Gimme the power

Qué nobles son nuestros políticos. No cabe duda. Preocupados siempre por el bien de la ciudadanía, hacen hasta lo imposible por acceder a un cargo público para, desde ahí, dar lo mejor de sí trabajando por el bien del pueblo. Y cuando llega el momento de que termine su periodo de lo que llaman servicio público —ya se sabe: el tiempo corre lento, pero inexorable—, buscan por todos los medios un nuevo lugar desde donde seguir trabajando para la gente. Y mientras más rápido encuentren ese nuevo cargo, mejor. Porque es tal su vocación de servicio, que no conciben estar fuera de la estructura burocrática. No señores, que nadie se confunda: los diputados, senadores, secretarios, gobernadores, presidentes municipales, regidores, asistentes y demás fauna política no están en esos cargos por las prebendas ni los presupuestos. Es porque tienen vocación de servicio. Lo sabemos todos.

¿Hasta dónde puede llegar un político —o eso que en México se entiende por político— para perpetuarse en el poder?
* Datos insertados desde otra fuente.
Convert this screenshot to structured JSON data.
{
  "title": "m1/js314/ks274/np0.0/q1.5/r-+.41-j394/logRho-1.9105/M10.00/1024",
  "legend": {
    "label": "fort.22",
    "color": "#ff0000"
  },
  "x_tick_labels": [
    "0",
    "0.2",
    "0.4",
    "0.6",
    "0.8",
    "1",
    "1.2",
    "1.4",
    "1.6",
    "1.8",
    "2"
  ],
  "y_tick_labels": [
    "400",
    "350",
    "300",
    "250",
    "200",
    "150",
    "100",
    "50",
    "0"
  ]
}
Hay que preguntarle a César Nava y a toda su comitiva, que tienen un par de semanas regodeándose con los audios en los que Fidel Herrera, gobernador de Veracruz, parece comprometer recursos públicos para apoyar a los candidatos priístas que andan en campaña. Luego con los de Ulises Ruiz. Después con la versión más romántica y cursi de Mario El Precioso Marín. Y aquí una aclaración: no pretendo decir que esta terna de sujetos sean unos regordetes y simpáticos querubines. Los hechos demuestran que no lo son ni lo serán jamás. Pero tragarse el cuento de que Nava es un paladín de la justicia es tan o más imposible que escuchar a Patylu cantando “La vaca Tomasa”.
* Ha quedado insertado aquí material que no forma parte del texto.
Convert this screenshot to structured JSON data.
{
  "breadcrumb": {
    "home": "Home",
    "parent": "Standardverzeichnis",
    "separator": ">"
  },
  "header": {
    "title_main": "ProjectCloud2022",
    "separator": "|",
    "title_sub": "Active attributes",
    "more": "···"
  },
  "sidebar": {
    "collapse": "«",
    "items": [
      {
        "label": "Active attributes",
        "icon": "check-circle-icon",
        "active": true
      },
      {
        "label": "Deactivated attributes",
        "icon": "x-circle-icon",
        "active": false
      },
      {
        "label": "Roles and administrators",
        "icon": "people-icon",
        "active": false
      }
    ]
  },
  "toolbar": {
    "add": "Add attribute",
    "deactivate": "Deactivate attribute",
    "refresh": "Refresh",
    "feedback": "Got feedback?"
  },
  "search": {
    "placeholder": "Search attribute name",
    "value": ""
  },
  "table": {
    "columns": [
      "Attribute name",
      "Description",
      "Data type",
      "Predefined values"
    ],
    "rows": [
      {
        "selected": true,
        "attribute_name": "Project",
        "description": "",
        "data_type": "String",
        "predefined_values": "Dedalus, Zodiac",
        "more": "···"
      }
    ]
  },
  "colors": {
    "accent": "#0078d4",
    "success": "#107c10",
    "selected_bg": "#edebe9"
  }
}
La semana pasada escribía aquí que sería interesante que el líder nacional del PAN nos explicará cómo obtuvo las grabaciones, y que tan legales o ilegales eran esos métodos. En lugar de eso, a media semana Cesarín, con esa candidez y elocuencia que lo caracteriza, se salió por la tangente diciendo que para espías, los priístas. Que ellos eran los meros meros petateros. Y todo el discurso de que estaban haciendo un bien a la sociedad y a la democracia. Y detrás de él, como corifeos, los perredistas encabezados por Jesús Ortega. Los mismos hijos del sol azteca que en 2004 se rasgaron las vestiduras cuando los señalados estaban en sus filas —¿dónde están Bejarano, Ponce e Imaz, me pregunto?— y que gritaron, a una sola voz con el Rayito de Esperanza, la palabra que se convirtió en un grito de guerra: ¡Complot! Pregunta, perredistas: ¿venganza? ¿Rencor? ¿Conveniencia coyuntural?

Sorprende la cantidad de mierda que se pueden tirar entre sí los políticos. Cuando uno creía que ya lo había visto todo en 2004 con los videoescándalos, vinieron las elecciones de 2006. Luego las del año pasado. Y las campañas de estos días. Dan náuseas sólo de imaginar lo que puede pasar en 2012. Porque los políticos —o eso, repito, que suele llamarse político en México— son unos animales insaciables que cada vez quieren más y cuya premisa parece ser: “Gimme the power, vato… o te lo arrebato”. ¿Cómo? El fin justifica los medios, dicen que dijo Maquiavelo. Todo sea, dicen, por servir al pueblo.

En medio de la lluvia de excreciones políticas quedan los medios de comunicación, cuya tarea es compleja. ¿Dónde está el equilibrio entre informar y convertirse en una catapulta de mierda al servicio de los políticos? Nadie sabe… ¿o sí?